The GDP system only favors monetary value. Monetary value doesn’t always mean happiness or good human well-being. For those who have worked to escape poverty, happiness is a feeling, not a static objective. While having money certainly helps, it doesn’t guarantee your happiness nor your well-being.

Environmental Damage

Climate change is upon us. Its terrifying, dangerous, unnerving, and the worst of it all — inevitable. Polar ice caps are melting while sea levels rise. Global temperatures increase with carbon dioxide, and methane is released into the open air. Countless rural civilizations are slowly but surely turning inhospitable.

The GDP system would want companies and citizens to spend and produce as much as possible, no matter how much the smog blots the sky, how inefficient the machines are, or how the surrounding environment dies as they dump their toxic wastes.

As long as it produces money, machines should stay on as long as they can.

Distribution of Wealth

The GDP system only counts the spending of wealth. It does not account which wealth it belongs to. The top 10% richest can easily hold 50% of the total value of an entire economy.

This should be recognized as a flaw. Monopoly is not a characteristic of a strong economy, as the GDP system should aim. And this kind of economy is very prone to boom and bust economic cycles.

Alternatives to GDP

Since GDP cannot cover other important metrics of life, scientists and politicians all over the world have tried to create a new measurement as an alternative to GDP.

Human Development Index

Human Development Index (HDI) is a combined statistic of education, life expectancy, and per-capita income. HDI is developed by Pakistani economist, Mahbub ul Haq in 1990. The HDI system is the first system that puts emphasis on people’s happiness instead of raw economic power.

There are three main dimensions in the HDI system.

Long and Healthy Life

The main factor in this dimension is life expectancy. Life expectancy at birth is the average length of life for certain people who are born at the same specific year, from birth to death.

Knowledge

The factors in this scale include the expected years of schooling and the average years of schooling. Expected years of schooling means the number of years a child of a specific age can expect to receive age-adjusted education, continuing through their life. The average years of schooling mean the average amount of education received by students older than 25.

Decent Standards of Living

The main factor at play is the Gross National Income per capita with 2011 Purchase Power Parity standards. GNI is the total amount of the nation’s people and businesses earnings, divided with population density, and converted with 2011 PPP dollar rates.

The number one country is Norway. Germany is ranked fourth. The USA is ranked fifteenth. Japan is ranked nineteenth.
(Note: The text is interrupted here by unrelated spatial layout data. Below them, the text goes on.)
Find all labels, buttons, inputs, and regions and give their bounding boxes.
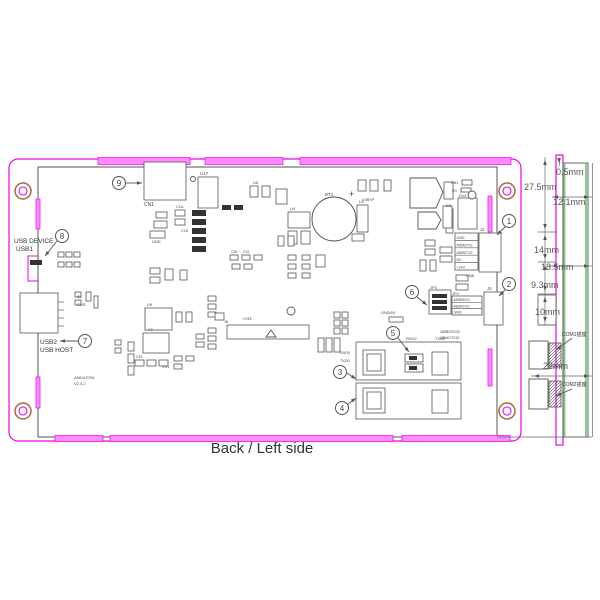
component-pad xyxy=(192,246,206,252)
component-pad xyxy=(234,205,243,210)
com1-socket-label: COM1插座 xyxy=(562,331,586,338)
ref-label: GND xyxy=(152,240,161,244)
ref-label: AMD470FA xyxy=(74,375,95,380)
component-outline xyxy=(232,264,240,269)
connector-pin-label: 485B/TX2 xyxy=(457,251,473,255)
component-outline xyxy=(198,177,218,208)
ref-label: + xyxy=(349,189,354,199)
dimension-label: 10mm xyxy=(535,307,560,317)
component-outline xyxy=(20,293,58,333)
ref-label: RXD0 xyxy=(340,351,350,355)
mounting-hole xyxy=(19,407,27,415)
component-outline xyxy=(128,354,134,363)
bezel-slot xyxy=(36,199,40,229)
component-outline xyxy=(334,312,340,318)
component-outline xyxy=(430,260,436,271)
component-outline xyxy=(186,312,192,322)
ref-label: CN6 xyxy=(466,273,475,278)
com2-socket-label: COM2插座 xyxy=(562,381,586,388)
ref-label: J4 xyxy=(487,286,492,291)
component-outline xyxy=(342,312,348,318)
component-outline xyxy=(288,212,310,228)
component-outline xyxy=(58,262,64,267)
ref-label: V3RXP xyxy=(362,198,375,202)
ref-label: D14 xyxy=(459,193,467,198)
component-pad xyxy=(192,210,206,216)
component-outline xyxy=(384,180,391,191)
component-pad xyxy=(192,228,206,234)
connector-pin-label: 485A/TX2 xyxy=(454,304,470,308)
connector-pin-label: NC xyxy=(457,258,463,262)
component-outline xyxy=(144,162,186,200)
ref-label: GND/5V xyxy=(381,311,396,315)
ref-label: D9 xyxy=(446,203,452,208)
ref-label: J2 xyxy=(480,227,485,232)
dimension-label: 18.5mm xyxy=(541,262,574,272)
ref-label: CLK xyxy=(181,229,189,233)
callout-number-2: 2 xyxy=(507,280,512,289)
component-outline xyxy=(458,198,477,229)
component-outline xyxy=(176,312,182,322)
component-outline xyxy=(432,390,448,413)
component-pad xyxy=(409,356,417,360)
ref-label: C1A xyxy=(176,205,184,209)
component-outline xyxy=(440,256,452,262)
connector-pin-label: 485A/TX2 xyxy=(457,243,473,247)
component-outline xyxy=(175,210,185,216)
component-outline xyxy=(432,352,448,375)
dimension-label: 14mm xyxy=(534,245,559,255)
component-outline xyxy=(215,313,224,320)
component-outline xyxy=(357,205,368,232)
component-circle xyxy=(191,177,196,182)
ref-label: JP3 xyxy=(430,285,438,290)
ref-label: C43 xyxy=(136,355,142,359)
dimension-label: 0.5mm xyxy=(556,167,584,177)
component-outline xyxy=(288,273,296,278)
component-outline xyxy=(242,255,250,260)
ref-label: C31 xyxy=(243,250,249,254)
component-outline xyxy=(288,255,296,260)
ref-label: U9 xyxy=(147,302,153,307)
component-polygon xyxy=(410,178,443,208)
connector-pin-label: GND xyxy=(457,236,465,240)
component-pad xyxy=(192,219,206,225)
component-circle xyxy=(287,307,295,315)
component-outline xyxy=(86,292,91,301)
ref-label: +V33 xyxy=(242,316,252,321)
component-pad xyxy=(192,237,206,243)
component-outline xyxy=(302,255,310,260)
pcb-engineering-drawing: 27.5mm0.5mm12.1mm14mm18.5mm9.3mm10mm22mm… xyxy=(0,0,600,600)
ref-label: CN1 xyxy=(144,202,154,208)
component-outline xyxy=(302,273,310,278)
ref-label: R1 xyxy=(452,188,458,193)
ref-label: JP4 xyxy=(452,291,460,296)
component-outline xyxy=(174,364,182,369)
usb2-label: USB2 xyxy=(40,339,57,346)
ref-label: RXD2 xyxy=(406,336,417,341)
component-outline xyxy=(262,186,270,197)
callout-number-1: 1 xyxy=(507,217,512,226)
mounting-hole xyxy=(19,187,27,195)
ref-label: U6 xyxy=(253,180,259,185)
component-pad xyxy=(222,205,231,210)
component-outline xyxy=(186,356,194,361)
component-outline xyxy=(94,296,98,308)
component-outline xyxy=(342,328,348,334)
usb1-label: USB1 xyxy=(16,246,33,253)
component-outline xyxy=(420,260,426,271)
component-outline xyxy=(230,255,238,260)
ref-label: V2.4.2 xyxy=(74,381,86,386)
bezel-slot xyxy=(488,196,492,232)
component-outline xyxy=(208,304,216,309)
component-outline xyxy=(479,233,501,272)
dimension-label: 22mm xyxy=(543,361,568,371)
component-outline xyxy=(156,212,167,218)
callout-number-9: 9 xyxy=(117,179,122,188)
component-pad xyxy=(409,366,417,370)
component-outline xyxy=(154,221,167,228)
component-outline xyxy=(174,356,182,361)
component-outline xyxy=(288,264,296,269)
component-outline xyxy=(278,236,284,246)
component-outline xyxy=(326,338,332,352)
component-outline xyxy=(147,360,156,366)
component-pad xyxy=(30,260,42,265)
component-outline xyxy=(318,338,324,352)
component-outline xyxy=(334,320,340,326)
component-circle xyxy=(312,197,356,241)
callout-number-7: 7 xyxy=(83,337,88,346)
component-outline xyxy=(358,180,366,191)
ref-label: C30 xyxy=(231,250,237,254)
component-outline xyxy=(367,392,381,409)
component-outline xyxy=(352,234,364,241)
component-pad xyxy=(432,300,447,304)
component-outline xyxy=(150,268,160,274)
bezel-slot xyxy=(205,158,283,165)
component-pad xyxy=(432,306,447,310)
component-outline xyxy=(175,219,185,225)
callout-number-6: 6 xyxy=(410,288,415,297)
ref-label: TXD0 xyxy=(340,359,350,363)
bezel-slot xyxy=(300,158,511,165)
component-outline xyxy=(342,320,348,326)
component-outline xyxy=(180,270,187,280)
component-outline xyxy=(254,255,262,260)
view-title: Back / Left side xyxy=(211,440,314,457)
bezel-slot xyxy=(402,436,510,442)
component-outline xyxy=(334,328,340,334)
mounting-hole xyxy=(503,187,511,195)
component-outline xyxy=(425,249,435,255)
connector-pin-label: 485B/RX2 xyxy=(454,298,470,302)
dimension-arrow xyxy=(543,160,547,165)
callout-number-8: 8 xyxy=(60,232,65,241)
ref-label: U17 xyxy=(200,171,209,176)
ref-label: BT1 xyxy=(325,192,334,197)
component-circle xyxy=(468,191,476,199)
com-connector-profile xyxy=(529,379,548,409)
component-outline xyxy=(425,240,435,246)
component-outline xyxy=(135,360,144,366)
component-pad xyxy=(432,294,447,298)
component-outline xyxy=(443,206,452,228)
component-outline xyxy=(208,296,216,301)
component-outline xyxy=(370,180,378,191)
component-outline xyxy=(128,366,134,375)
dimension-arrow xyxy=(543,254,547,259)
component-outline xyxy=(66,262,72,267)
bezel-slot xyxy=(36,377,40,408)
component-outline xyxy=(456,284,468,290)
component-outline xyxy=(115,348,121,353)
component-outline xyxy=(367,354,381,371)
component-polygon xyxy=(418,212,441,229)
ref-label: VS1 xyxy=(162,365,169,369)
component-outline xyxy=(208,344,216,349)
component-outline xyxy=(288,236,294,246)
component-outline xyxy=(74,252,80,257)
component-outline xyxy=(145,308,172,330)
component-outline xyxy=(196,334,204,339)
dimension-label: 27.5mm xyxy=(524,182,557,192)
ref-label: 485B2/RX20 xyxy=(440,330,460,334)
component-outline xyxy=(66,252,72,257)
component-outline xyxy=(208,328,216,333)
component-outline xyxy=(484,292,503,325)
dimension-arrow xyxy=(543,235,547,240)
component-outline xyxy=(462,180,472,185)
component-outline xyxy=(208,336,216,341)
component-outline xyxy=(58,252,64,257)
ref-label: 5V xyxy=(77,295,82,299)
ref-label: 485A2/TX20 xyxy=(440,336,460,340)
usb-host-label: USB HOST xyxy=(40,347,73,354)
component-outline xyxy=(301,231,310,244)
component-outline xyxy=(74,262,80,267)
component-outline xyxy=(165,269,173,280)
dimension-arrow xyxy=(543,224,547,229)
bezel-slot xyxy=(488,349,492,386)
component-outline xyxy=(244,264,252,269)
ref-label: U4 xyxy=(290,206,296,211)
mounting-hole xyxy=(503,407,511,415)
ref-label: FB1 xyxy=(451,180,459,185)
callout-number-3: 3 xyxy=(338,368,343,377)
component-outline xyxy=(128,342,134,351)
dimension-arrow xyxy=(534,374,539,378)
component-outline xyxy=(150,277,160,283)
callout-number-5: 5 xyxy=(391,329,396,338)
component-outline xyxy=(334,338,340,352)
callout-number-4: 4 xyxy=(340,404,345,413)
connector-pin-label: +24V xyxy=(457,266,466,270)
ref-label: Y2 xyxy=(148,328,153,332)
component-outline xyxy=(389,317,403,322)
component-outline xyxy=(302,264,310,269)
usb-device-label: USB DEVICE xyxy=(14,238,54,245)
ref-label: GND xyxy=(77,303,86,307)
component-outline xyxy=(276,189,287,204)
component-outline xyxy=(250,186,258,197)
component-outline xyxy=(115,340,121,345)
component-outline xyxy=(196,342,204,347)
component-outline xyxy=(440,247,452,253)
component-outline xyxy=(316,255,325,267)
connector-pin-label: GND xyxy=(454,311,462,315)
component-outline xyxy=(150,231,165,238)
bezel-slot xyxy=(55,436,103,442)
component-outline xyxy=(143,333,169,353)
Genuine Progress Indicator

Genuine Progress Indicator (GPI) is a measurement intended to assess the prosperity of a country, which relates to the well-being of the country’s economy, by joining ecological and social variables which are not estimated by Gross Domestic Product (GDP).

GPI has been recommended to replace or reinforce GDP as a proportion of financial development. The connection of GDP and GPI emulates the connection between the gross benefit and net benefit of an organization.

The net profit is the gross profit deducted by the costs incurred, while the GPI is the GDP minus the natural and social expenses. The GPI will be zero if the money related expenses of poverty and pollution equivalent to the profit of production of goods and services, assuming other factors are constant.

Key Points

  • Essentially, GDP focuses too much on total wealth while ignoring other important humanly and environment aspects.
  • The HDI is a prime alternative to the GDP system, factoring in life expectancy, education length and quality, and standards of living.
  • Another alternative is the GPI system, which factors in ecology to measure a country’s total value. A country that emits less pollution but has moderate economy will have a better GPI index overall.